Bref, donc, tenant l'outil à vent entre ses mains lavées sommairement du sang, il y soufflait suavement et le déplaçait dextrement, diffusant doucement cette musique qui, paraît-il, adoucit les mœurs, un atout dont le trouvère aurait tout besoin à l'encontre de la terrible tigresse. Pourquoi de la musique ? L'activité rassérénait le satyre et il ne s'en lassait jamais, or dans sa situation, à attendre le réveil d'une inconnue nerveuse dans un nid nauséabond, cela n'était pas négligeable ! Et pourquoi une flûte de pan ? Pourquoi pas ? C'était là un bon moyen d'honorer l'esprit du Grand Faune sous la bénédiction d'outre-tombe duquel le soudard ancien se plaçait, à l'occasion se cet énième voyage.
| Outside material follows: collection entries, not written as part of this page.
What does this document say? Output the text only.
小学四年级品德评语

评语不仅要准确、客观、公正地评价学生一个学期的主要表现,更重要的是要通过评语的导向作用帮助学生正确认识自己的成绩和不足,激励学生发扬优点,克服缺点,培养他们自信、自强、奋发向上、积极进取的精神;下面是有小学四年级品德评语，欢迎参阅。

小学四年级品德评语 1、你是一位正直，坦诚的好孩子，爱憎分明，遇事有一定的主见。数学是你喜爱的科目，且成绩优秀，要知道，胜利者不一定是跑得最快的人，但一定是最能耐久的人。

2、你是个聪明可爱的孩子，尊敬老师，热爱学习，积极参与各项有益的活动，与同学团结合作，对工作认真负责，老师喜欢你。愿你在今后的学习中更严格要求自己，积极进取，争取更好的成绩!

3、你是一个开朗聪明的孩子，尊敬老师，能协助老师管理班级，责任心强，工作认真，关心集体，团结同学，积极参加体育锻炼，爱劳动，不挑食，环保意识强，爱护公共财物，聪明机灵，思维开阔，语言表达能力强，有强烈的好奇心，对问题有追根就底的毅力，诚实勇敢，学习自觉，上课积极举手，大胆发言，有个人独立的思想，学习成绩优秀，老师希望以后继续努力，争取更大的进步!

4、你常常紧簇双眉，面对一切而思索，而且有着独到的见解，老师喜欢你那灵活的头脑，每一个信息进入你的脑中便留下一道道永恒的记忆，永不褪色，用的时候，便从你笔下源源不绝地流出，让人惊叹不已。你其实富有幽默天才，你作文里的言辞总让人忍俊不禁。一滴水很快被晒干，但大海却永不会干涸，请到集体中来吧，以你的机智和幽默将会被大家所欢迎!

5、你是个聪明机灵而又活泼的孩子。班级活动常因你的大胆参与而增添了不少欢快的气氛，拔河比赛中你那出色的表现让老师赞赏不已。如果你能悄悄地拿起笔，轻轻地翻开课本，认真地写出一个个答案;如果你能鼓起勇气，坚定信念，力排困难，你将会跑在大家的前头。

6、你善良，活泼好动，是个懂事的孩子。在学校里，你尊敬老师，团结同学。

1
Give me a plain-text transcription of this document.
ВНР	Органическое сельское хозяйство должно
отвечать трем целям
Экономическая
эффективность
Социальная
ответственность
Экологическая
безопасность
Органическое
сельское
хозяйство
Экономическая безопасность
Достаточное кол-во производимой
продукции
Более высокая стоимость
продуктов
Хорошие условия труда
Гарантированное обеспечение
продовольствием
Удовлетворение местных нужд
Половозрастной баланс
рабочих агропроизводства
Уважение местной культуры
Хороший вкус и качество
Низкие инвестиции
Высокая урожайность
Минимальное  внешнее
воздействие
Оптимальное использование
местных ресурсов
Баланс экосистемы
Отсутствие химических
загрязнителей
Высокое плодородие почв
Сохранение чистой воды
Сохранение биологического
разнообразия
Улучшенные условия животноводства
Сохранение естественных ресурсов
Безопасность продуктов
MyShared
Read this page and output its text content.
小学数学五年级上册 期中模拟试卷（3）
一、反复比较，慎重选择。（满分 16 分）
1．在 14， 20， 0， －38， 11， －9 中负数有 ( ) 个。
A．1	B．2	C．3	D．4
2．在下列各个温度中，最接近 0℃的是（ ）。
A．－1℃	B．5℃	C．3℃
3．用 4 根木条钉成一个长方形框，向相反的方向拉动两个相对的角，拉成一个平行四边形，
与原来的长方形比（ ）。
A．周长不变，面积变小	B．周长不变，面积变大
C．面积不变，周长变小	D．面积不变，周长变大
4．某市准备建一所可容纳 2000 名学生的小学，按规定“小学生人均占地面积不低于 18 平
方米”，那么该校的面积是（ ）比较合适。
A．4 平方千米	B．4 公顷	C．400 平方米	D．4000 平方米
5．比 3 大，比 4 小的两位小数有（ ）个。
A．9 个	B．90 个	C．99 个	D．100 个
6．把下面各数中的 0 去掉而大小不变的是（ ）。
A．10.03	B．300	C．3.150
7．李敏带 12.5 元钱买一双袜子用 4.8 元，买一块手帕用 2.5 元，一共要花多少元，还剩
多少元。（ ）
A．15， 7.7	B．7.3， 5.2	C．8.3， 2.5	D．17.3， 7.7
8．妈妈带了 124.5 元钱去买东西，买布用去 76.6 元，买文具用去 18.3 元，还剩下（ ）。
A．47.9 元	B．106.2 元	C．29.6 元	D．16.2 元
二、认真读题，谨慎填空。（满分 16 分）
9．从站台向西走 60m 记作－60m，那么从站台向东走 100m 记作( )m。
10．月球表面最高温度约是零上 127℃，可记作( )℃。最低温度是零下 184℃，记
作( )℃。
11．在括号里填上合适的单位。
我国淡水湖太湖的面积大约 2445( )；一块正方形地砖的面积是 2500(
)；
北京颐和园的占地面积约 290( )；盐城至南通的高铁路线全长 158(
Aux côtés du troubadour, qui trônait sur l'accoudoir lacéré du meuble malmené, était toujours étendue la Terranide, cette pauvrette désormais en posture plus confortable : étendue aussi bien à son aise que possible, recouverte du grand pardessus du sauveteur qui lui faisait couverture du bout du menton jusqu'à l'extrémité des talons. Sous l'étoffe élimée, il y avait désormais un tissu bien attaché ; jadis un vêtement et maintenant un pansement, exécuté par les doigts agiles du vieux joueur, qui s'y connaissait bien en nœuds, pour des raisons plus ou moins défendables. De quoi maintenir fermée cette vilaine plaie, qui ne se rouvrirait pas à moins de bouger comme un yéyé, ce qui risquait hélas d'arriver connaissant l'agitée. Plus bas, le trou dans l'étoffe qu'avait pratiqué la lame assassine en lacérant la féline avait été agrandi pour laisser la place à une compresse maison de la même provenance que celle sur son bedon, le soigneur ayant décidé plus sage de ne pas ôter tout le pantalon. Si tentante que fût l'option, cela aurait sûrement signé son arrêt de mort par le féroce chaton.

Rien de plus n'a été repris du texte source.